Inferno Drainer team used high-quality phishing pages to lure unsuspecting users to their websites. They targeted victims via social media platforms like X, Telegram, and Discord, offering free tokens called airdrops and rewards for minting nonfungible tokens. Google-owned Mandiant’s X account was also compromised, distributing links to a phishing page hosting a cryptocurrency drainer called CLINKSINK.

Group-IB analyzed 500 domains and found a JavaScript-based drainer hosted by a user “kuzdaz” on a GitHub repository. Another set of 350 sites was found on a different repository.

These sites lured victims to connect their wallets for potential riches while the malicious scripts were designed to complete unauthorized transactions. The scam operators claimed a flat rate of 20% of stolen assets, while affiliates retained 80% of their gains. They spoofed Web3 protocols (including Seaport, WalletConnect, and Coinbase) under DApps to initiate malicious transactions.
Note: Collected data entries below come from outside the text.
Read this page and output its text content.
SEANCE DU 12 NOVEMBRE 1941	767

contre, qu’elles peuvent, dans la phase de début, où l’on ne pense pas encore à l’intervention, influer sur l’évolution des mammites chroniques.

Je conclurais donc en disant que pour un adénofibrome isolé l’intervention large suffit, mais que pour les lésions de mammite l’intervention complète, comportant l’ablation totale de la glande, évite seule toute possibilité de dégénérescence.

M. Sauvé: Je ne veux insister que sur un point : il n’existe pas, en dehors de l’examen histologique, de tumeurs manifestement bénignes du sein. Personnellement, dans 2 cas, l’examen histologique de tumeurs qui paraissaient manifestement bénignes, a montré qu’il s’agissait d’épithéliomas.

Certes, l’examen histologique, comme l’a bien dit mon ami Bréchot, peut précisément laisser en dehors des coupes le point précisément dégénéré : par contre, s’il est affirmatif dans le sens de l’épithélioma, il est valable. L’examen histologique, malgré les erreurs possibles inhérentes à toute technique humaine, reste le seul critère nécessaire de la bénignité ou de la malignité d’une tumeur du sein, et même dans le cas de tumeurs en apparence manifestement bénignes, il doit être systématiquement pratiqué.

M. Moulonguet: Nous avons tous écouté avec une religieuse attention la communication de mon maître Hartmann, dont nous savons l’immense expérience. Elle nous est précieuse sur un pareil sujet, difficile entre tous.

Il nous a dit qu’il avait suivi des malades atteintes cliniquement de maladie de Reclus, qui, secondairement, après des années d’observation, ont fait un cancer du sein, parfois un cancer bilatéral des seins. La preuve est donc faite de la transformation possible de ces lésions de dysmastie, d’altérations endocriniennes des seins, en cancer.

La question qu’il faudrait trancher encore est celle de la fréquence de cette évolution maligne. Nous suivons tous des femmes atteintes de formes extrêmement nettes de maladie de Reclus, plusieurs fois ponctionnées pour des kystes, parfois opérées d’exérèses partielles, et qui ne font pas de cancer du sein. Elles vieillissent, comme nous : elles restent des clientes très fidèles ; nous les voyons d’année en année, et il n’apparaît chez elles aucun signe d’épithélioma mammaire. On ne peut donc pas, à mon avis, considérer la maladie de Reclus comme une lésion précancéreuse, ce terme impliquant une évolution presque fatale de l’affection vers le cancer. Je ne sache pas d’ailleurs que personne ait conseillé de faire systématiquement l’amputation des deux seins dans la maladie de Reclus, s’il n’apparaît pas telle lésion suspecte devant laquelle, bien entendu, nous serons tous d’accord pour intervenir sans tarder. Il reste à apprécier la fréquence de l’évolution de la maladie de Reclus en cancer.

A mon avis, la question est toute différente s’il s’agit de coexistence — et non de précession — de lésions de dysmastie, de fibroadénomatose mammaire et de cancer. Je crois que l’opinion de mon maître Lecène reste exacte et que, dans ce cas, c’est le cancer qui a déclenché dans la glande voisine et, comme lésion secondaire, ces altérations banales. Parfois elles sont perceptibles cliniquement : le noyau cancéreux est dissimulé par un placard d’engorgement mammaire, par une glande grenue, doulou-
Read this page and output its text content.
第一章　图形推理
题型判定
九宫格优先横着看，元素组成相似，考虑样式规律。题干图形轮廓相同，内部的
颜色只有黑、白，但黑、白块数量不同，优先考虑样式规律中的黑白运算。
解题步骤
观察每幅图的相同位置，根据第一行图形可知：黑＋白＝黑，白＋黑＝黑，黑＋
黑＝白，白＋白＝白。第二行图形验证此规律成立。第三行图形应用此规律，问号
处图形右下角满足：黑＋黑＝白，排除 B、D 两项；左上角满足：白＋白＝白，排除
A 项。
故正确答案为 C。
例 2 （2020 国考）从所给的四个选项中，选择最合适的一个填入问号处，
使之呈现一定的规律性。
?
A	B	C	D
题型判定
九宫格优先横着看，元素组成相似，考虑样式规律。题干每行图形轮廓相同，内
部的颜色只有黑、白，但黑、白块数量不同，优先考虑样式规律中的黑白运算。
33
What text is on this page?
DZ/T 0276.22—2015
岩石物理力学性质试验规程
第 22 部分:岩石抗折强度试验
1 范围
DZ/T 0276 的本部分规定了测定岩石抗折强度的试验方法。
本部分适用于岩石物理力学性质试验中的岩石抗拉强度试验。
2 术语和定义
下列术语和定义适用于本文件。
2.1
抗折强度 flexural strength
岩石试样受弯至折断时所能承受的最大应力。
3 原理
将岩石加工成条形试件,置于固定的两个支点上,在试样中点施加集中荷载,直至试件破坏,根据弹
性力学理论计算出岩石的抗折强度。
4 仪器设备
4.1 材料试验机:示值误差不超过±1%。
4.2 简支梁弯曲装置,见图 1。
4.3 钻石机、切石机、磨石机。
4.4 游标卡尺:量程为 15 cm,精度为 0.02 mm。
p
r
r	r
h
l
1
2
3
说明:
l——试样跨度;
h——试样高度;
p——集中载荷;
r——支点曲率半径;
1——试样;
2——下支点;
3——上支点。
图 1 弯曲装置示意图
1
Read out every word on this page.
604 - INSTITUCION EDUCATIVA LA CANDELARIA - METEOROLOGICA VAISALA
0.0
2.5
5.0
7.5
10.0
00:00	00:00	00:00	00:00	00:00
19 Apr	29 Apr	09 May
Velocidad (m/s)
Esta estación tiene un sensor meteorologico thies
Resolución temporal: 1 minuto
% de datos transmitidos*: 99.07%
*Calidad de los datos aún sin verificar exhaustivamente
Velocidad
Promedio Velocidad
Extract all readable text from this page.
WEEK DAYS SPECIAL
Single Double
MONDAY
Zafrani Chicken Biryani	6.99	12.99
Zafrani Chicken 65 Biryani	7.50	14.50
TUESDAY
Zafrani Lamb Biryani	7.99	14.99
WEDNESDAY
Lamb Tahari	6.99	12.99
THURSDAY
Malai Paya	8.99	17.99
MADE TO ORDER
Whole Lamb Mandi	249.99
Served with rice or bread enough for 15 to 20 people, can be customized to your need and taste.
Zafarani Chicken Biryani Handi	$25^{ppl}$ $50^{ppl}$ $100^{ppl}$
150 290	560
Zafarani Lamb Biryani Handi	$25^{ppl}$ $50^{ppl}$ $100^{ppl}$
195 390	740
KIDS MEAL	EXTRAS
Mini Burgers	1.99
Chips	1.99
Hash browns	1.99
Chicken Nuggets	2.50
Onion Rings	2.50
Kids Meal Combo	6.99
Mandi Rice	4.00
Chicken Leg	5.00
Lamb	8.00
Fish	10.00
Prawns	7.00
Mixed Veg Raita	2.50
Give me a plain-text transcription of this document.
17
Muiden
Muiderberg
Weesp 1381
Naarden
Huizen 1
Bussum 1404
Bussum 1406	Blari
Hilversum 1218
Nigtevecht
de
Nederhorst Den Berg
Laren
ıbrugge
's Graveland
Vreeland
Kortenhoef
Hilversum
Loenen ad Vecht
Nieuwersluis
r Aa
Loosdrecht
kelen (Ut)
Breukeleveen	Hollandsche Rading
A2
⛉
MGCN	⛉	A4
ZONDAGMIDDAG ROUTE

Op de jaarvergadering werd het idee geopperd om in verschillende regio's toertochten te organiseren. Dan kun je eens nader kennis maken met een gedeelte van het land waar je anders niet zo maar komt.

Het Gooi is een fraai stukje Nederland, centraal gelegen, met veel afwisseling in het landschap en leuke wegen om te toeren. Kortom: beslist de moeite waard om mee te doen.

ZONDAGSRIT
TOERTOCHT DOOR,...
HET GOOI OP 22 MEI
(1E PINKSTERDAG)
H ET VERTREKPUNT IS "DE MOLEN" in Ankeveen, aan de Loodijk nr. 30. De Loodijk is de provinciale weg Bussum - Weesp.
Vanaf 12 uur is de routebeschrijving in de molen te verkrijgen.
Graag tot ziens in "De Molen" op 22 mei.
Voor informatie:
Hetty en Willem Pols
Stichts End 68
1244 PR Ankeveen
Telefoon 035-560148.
For affiliates, it offered a customer panel to customize malware features and detailed statistics, including the number of victims connecting to their wallets on each phishing website, the number of confirmed transactions, and the stolen assets’ value.

Group-IB’s High-Tech Crime Investigation Department’s Andrey Kolmakov stated that despite the group’s claim to shut down its operations in November, this control panel remained active throughout December, allowing other hackers to exploit the situation.

“Inferno Drainer may have ceased its activity, but its prominence throughout 2023 highlights the severe risks to cryptocurrency holders as drainers continue to develop further,” Kolmakov noted.